In dispute: A file photo of fruits being sold at the festival market at the Idgah Maidan in Hubli.

J. Venkatesan

Ground can be used for prayers on only two days a year

New Delhi: The Supreme Court on Wednesday declined to interfere with the judgment of the Karnataka High Court that the Anjuman-e-Islam can use the Hubli Idgah Maidan only for religious purposes and not for commercial activity.

A Bench of Justice Dalveer Bhandari and Justice A.K. Patnaik dismissed an appeal filed by the Anjuman-e-Islam and the Wakf Board challenging the High Court judgment.

HDMC property

The High Court had held that the Idgah Maidan was not the exclusive property of the Anjuman-e-Islam but belonged to what was by then the Hubli-Dharwad Municipal Corporation (HDMC). The maidan was licensed to the Anjuman for purely religious purposes, “that is, to offer prayers on two days in a year, the Bakrid and the Ramzan”. The Anjuman might not use the property for any educational or commercial purposes. The permanent structures already erected by the Anjuman had to be demolished, the High Court said. On appeal the Supreme Court stayed the demolition.

During the course of hearing of the appeal, the court had asked the HDMC Commissioner to convene a meeting of the representatives of the Anjuman-e-Islam and local Hindus to find out whether a compromise was possible. The Commissioner filed a report that no compromise could be reached. Thereafter the court proceeded to hear the appeal on merits.

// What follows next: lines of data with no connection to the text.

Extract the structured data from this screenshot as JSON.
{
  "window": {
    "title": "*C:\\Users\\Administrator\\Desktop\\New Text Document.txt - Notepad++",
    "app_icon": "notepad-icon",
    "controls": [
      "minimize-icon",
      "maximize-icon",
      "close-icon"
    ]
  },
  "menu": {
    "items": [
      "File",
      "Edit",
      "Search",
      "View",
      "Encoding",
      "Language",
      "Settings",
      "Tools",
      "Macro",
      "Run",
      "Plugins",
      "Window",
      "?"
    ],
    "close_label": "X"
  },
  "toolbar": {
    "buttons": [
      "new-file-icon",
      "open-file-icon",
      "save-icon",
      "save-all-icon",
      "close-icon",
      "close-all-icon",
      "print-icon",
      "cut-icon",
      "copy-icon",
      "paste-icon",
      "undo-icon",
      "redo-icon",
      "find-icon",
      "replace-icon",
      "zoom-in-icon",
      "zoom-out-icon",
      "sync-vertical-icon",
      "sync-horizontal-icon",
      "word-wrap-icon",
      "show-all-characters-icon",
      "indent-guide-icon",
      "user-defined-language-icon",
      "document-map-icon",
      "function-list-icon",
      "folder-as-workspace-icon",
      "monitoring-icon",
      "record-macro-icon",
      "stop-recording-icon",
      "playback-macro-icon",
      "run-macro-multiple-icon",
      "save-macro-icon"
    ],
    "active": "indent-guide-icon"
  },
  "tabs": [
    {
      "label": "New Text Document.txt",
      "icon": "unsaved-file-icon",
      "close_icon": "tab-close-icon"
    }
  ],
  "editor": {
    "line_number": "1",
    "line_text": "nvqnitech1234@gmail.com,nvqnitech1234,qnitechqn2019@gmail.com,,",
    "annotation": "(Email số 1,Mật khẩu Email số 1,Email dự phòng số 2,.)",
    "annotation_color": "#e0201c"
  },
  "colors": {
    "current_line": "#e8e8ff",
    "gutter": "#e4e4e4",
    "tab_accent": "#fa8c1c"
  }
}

The appellant had filed a case in a Munsif court claiming that the maidan had been leased to it from 1930 for 999 years for religious worship. It lost the case all the way from the Munsif court to the district court and then the High Court.

During the resumed hearing on Wednesday, counsel for the appellant Rajesh Mahale contended that the land was leased for 999 years and the finding of the High Court that it was only a licence was erroneous.

Licence, not lease

Justice Patnaik pointed out that the fact that only one-rupee rent was collected for one year would show that it was only a licence, otherwise it was unconscionable that the appellant could get the lease for a rupee. He said “It is only a licence and the land could be used only for religious purposes. You cannot use the land as you like.”

Justice Bhandari told counsel “why should we interfere when three courts below are against you. By no stretch of imagination it could be interpreted as a lease. You should be satisfied with the licence to offer prayers.”

Justice Bhandari said “whatever is going on let it continue peacefully and there shall be communal harmony among different communities”. The Bench then dismissed the appeal saying it was not inclined to interfere with the High Court judgment.